“A digital business that happens to do law” – is this the future?


Wild: law is something that is set to be radically reshaped

Wild: law is something that is set to be radically reshaped

One of the country’s leading local government innovators has told his council that “in future, we will no longer have a legal business that happens to use technology. Instead, it will be a digital business that happens to do law”.

Solicitor Geoff Wild, director of governance and law at Kent County Council, also said that public sector lawyers have a “greater duty than most” to address the country’s access to justice deficit.

His comments came in his review of a three-year change project for Kent Legal Services (KLS), called ‘Evolution, Efficiency, Enterprise’, which delivered both significant costs savings and extra income for the council.

KLS has led the way in innovating local government legal services, being a fully-traded operation with income targets. It receives no internal subsidy, has no guaranteed work or tied clients, and competes for work in the open market.

In each of the three years to 2015, KLS averaged a surplus of £2.5m on income of £8.5m. A decade ago KLS managed a £241,000 surplus on income of £3.6m.

Between 2012 and 2015 it reduced the cost of service provision by £1.1m, saved £410,000 with advice on projects which would otherwise have needed external advice, generated £244,000 in income from 206 new external clients, and made £155,000 through various training initiatives. It recorded a further £2.3m in non-cashable savings and efficiencies through “initiatives and activities to suppress/avoid costs” to the council.

In addition, it is now handling 1,000 hours of advocacy through in-house resource, five times the amount when the project started, and developed a series of workflows that automate the delivery of legal advice in areas such as stopping-up orders, empty home loans and secured lending. The methodology is now being applied to more complex areas, such as care proceedings.

Mr Wild said: “We are currently the market leader in the provision of specialist local government and public sector legal advice and want to stay that way. But it won’t happen if we simply continue to do what we do now or at the pace we do it. The Evolution project has achieved a great deal in the past three years, but further change is both inevitable and necessary.”

One way, he said, would be to create regional hubs. “There is a real opportunity to remove waste and duplication in the operation of back-office services across the whole of the public sector by establishing Kent as a regional hub for the south-east, into which literally dozens of public sector bodies (not just councils, but health bodies, educational establishments, charitable bodies, NGOs, etc) could each transfer their legal work.”

He also made the case to create an alternative business structure (ABS) to give KLS “full trading freedom” in the light of Solicitors Regulation Authority rules which limit the kinds of clients it can currently serve.

Legal Futures reported recently that the council was close to identifying its preferred ABS joint venture partner, but a final decision on that, which was expected last week, has been delayed.

Mr Wild said that not only did KLS need to address access to justice problems, but it also had to “more than move the needle only slightly”.

He observed: “Some would say there are more lawyers than needed. That would be true if they were serving the under-served.

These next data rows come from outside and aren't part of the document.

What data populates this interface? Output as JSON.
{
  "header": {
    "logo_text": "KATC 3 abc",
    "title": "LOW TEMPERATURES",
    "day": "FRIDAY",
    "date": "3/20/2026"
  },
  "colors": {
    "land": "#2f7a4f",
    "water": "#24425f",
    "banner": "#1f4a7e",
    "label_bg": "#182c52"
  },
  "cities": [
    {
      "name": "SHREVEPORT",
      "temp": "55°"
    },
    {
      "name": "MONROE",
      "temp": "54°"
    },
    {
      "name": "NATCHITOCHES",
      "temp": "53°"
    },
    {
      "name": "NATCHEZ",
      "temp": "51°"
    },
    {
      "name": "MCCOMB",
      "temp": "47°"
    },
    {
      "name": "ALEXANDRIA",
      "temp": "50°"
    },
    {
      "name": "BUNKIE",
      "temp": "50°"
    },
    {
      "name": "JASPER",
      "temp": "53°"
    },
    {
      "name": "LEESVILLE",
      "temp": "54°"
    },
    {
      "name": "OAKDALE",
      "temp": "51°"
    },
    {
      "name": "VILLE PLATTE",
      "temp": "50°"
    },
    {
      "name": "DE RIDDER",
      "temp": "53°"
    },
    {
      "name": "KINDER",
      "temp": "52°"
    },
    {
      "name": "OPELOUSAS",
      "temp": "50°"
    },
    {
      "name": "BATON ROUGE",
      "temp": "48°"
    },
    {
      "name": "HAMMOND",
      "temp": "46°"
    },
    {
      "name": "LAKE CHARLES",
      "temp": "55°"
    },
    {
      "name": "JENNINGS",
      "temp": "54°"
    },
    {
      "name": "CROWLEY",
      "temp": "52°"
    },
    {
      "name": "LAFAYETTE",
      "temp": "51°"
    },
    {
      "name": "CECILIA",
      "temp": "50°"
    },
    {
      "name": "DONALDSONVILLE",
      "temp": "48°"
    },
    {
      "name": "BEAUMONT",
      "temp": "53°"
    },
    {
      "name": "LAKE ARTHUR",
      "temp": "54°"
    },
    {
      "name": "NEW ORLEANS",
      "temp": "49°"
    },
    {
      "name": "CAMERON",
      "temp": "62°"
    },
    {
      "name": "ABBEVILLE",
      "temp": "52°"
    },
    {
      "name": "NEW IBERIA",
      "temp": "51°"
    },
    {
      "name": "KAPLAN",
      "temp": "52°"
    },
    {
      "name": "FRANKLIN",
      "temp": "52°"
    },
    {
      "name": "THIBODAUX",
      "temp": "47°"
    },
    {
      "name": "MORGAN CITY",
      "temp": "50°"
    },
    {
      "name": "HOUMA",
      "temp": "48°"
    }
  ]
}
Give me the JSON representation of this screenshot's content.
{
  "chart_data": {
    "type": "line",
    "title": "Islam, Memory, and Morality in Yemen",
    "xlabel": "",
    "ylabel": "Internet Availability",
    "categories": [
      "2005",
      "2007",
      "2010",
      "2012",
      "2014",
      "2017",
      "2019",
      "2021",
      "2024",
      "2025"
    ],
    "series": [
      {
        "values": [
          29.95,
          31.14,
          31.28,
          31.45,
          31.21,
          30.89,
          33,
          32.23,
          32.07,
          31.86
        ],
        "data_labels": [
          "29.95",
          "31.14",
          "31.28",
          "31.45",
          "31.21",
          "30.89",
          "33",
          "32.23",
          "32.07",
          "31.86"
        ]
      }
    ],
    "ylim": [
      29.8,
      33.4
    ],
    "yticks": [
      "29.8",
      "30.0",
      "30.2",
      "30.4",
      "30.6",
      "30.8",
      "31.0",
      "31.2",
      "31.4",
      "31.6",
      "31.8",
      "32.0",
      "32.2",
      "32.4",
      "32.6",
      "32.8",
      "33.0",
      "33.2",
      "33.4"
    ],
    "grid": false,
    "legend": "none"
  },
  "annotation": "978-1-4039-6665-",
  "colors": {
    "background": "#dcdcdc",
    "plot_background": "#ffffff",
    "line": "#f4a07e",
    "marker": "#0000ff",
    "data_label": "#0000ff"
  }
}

Instead, they are primarily focused on a shrinking share of the ‘top tier’ legal work and cannot afford to provide services to the poorly served at rates the clients can afford.

“Unfortunately, whilst there is currently an enormous legal market, it is served so expensively and with such complexity that it has become inaccessible for 80% to 90% of the population.”

The way to address the issue was through disruptive innovation and investment in technology, Mr Wild said.

“Law is something that is set to be radically reshaped by the emergence of technology that, at its heart, is about the management and manipulation of data on an entirely new scale. This is a characteristic that has only recently shown up in law in a significant fashion, but it is due to transform the sector beyond recognition…

“Some economic forces are too great to be ignored, dismissed or regulated. An industry ripe for disruption will be disrupted. Tsunamis cannot be stopped. The only thread that ultimately saves the industry is the thread of disruption. All others have broken. In future, we will no longer have a legal business that happens to use technology. Instead, it will be a digital business that happens to do law.

“It is not yet a tsunami, but the surf is retreating and we must be ready for the advance of the coming disruption. To do that requires investment now to make savings in the future. Whether that investment comes from within the council or externally remains to be determined.

“One thing is certain – maintaining the status quo is not an option if [KLS] is to continue to innovate, make progress and enjoy the success of the past 10 years.”